The Secret History of Vladimir Nabokov / Andrea Pitzer
“In a personal note Nabokov sent to Solzhenitsyn in 1974, on the day the dissident writer was expelled from the Soviet Union, Pitzer recognizes a telling connection between two writers who shared more than most critics have realized. For beneath the consummate artifice of Nabokov’s tales, Pitzer discerns a hidden historical vision aligned to a surprising degree with Solzhenitsyn’s. Largely undetected, the same nightmarish world of communist brutality that Solzhenitsyn exposed in his Gulag Archipelago lies embedded in the recesses of Nabokov’s major works, including Bend Sinister, Pnin, and Ada. The ugly historical effects of the Soviet Union’s open-air nuclear testing lie behind otherwise puzzling features of Pale Fire. Perhaps most surprising is the presence in the depths of Nabokov’s (in)famous Lolita of the horrific history of the Nazi death camps. Through her historically grounded readings of his fiction, Pitzer discredits the widespread but misleading perception of Nabokov as an art-for-art’s-sake writer indifferent to the moral and political exigencies of his day.
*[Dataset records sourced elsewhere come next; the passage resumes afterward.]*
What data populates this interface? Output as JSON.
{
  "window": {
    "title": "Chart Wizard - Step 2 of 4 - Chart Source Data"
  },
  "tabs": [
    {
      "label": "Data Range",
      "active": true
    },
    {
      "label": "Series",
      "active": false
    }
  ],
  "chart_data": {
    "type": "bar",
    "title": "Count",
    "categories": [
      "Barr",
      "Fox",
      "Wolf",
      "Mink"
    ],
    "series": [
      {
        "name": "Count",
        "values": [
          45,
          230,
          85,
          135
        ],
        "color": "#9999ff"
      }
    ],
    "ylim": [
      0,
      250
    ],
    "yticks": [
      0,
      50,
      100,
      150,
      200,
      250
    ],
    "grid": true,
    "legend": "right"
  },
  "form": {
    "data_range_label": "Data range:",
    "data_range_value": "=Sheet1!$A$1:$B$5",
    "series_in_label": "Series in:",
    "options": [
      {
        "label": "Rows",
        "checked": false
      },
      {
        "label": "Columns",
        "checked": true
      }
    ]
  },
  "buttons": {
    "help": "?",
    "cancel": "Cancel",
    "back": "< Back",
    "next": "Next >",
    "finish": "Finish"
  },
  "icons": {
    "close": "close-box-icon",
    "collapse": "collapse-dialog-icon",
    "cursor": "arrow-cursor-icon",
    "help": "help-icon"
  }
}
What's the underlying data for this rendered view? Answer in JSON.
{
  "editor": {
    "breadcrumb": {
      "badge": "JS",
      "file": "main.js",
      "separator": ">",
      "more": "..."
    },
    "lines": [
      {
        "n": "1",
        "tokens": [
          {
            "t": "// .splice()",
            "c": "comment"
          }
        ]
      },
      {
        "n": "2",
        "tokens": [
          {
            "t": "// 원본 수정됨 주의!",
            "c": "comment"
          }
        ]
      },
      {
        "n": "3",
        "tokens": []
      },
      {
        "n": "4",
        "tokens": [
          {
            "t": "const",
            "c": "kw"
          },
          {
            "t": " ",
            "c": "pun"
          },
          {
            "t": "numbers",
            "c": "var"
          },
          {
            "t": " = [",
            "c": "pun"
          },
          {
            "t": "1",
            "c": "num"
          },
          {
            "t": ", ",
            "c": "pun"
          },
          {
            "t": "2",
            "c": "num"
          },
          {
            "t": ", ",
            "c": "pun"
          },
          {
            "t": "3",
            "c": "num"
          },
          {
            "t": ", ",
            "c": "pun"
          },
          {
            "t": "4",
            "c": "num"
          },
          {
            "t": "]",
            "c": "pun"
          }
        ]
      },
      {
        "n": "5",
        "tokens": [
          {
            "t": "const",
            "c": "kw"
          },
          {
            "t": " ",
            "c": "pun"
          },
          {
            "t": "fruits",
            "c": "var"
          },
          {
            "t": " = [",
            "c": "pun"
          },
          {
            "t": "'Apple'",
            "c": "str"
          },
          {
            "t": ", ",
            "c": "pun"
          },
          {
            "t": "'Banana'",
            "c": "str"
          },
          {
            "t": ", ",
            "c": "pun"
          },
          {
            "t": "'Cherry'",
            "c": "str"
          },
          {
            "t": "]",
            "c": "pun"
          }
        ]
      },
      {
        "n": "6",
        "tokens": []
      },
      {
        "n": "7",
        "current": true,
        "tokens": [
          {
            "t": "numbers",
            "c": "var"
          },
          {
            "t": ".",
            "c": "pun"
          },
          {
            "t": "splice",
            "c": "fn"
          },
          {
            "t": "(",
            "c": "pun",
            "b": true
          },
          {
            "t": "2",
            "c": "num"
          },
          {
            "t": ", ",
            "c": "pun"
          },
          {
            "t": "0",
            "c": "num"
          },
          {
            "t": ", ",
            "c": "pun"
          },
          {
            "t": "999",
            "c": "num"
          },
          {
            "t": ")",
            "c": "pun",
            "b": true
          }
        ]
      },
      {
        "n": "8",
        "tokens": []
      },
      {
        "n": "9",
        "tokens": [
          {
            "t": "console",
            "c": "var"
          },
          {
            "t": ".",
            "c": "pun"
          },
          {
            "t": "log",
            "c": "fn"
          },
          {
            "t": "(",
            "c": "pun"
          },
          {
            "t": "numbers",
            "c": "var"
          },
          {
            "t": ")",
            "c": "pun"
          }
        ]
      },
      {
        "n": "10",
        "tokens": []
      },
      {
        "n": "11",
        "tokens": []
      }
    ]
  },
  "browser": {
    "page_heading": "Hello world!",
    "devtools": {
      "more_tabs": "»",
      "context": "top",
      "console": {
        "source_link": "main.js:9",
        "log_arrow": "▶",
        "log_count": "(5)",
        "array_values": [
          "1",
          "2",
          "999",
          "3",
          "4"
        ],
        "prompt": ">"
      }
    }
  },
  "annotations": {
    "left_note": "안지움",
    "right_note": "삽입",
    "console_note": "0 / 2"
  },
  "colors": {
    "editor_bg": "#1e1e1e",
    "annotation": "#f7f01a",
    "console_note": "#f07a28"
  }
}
But as readers explore his devious strategies for veiling sobering historical realities in aesthetic illusions, they slowly become aware of the interpretive responsibilities that Nabokov places on the reader. A penetrating analysis certain to compel a major reassessment of the Nabokov canon.” STARRED REVIEW ~Booklist (Bryce Christensen)
“[A] brilliant examination that adds to the understanding of an inspiring and enigmatic life.”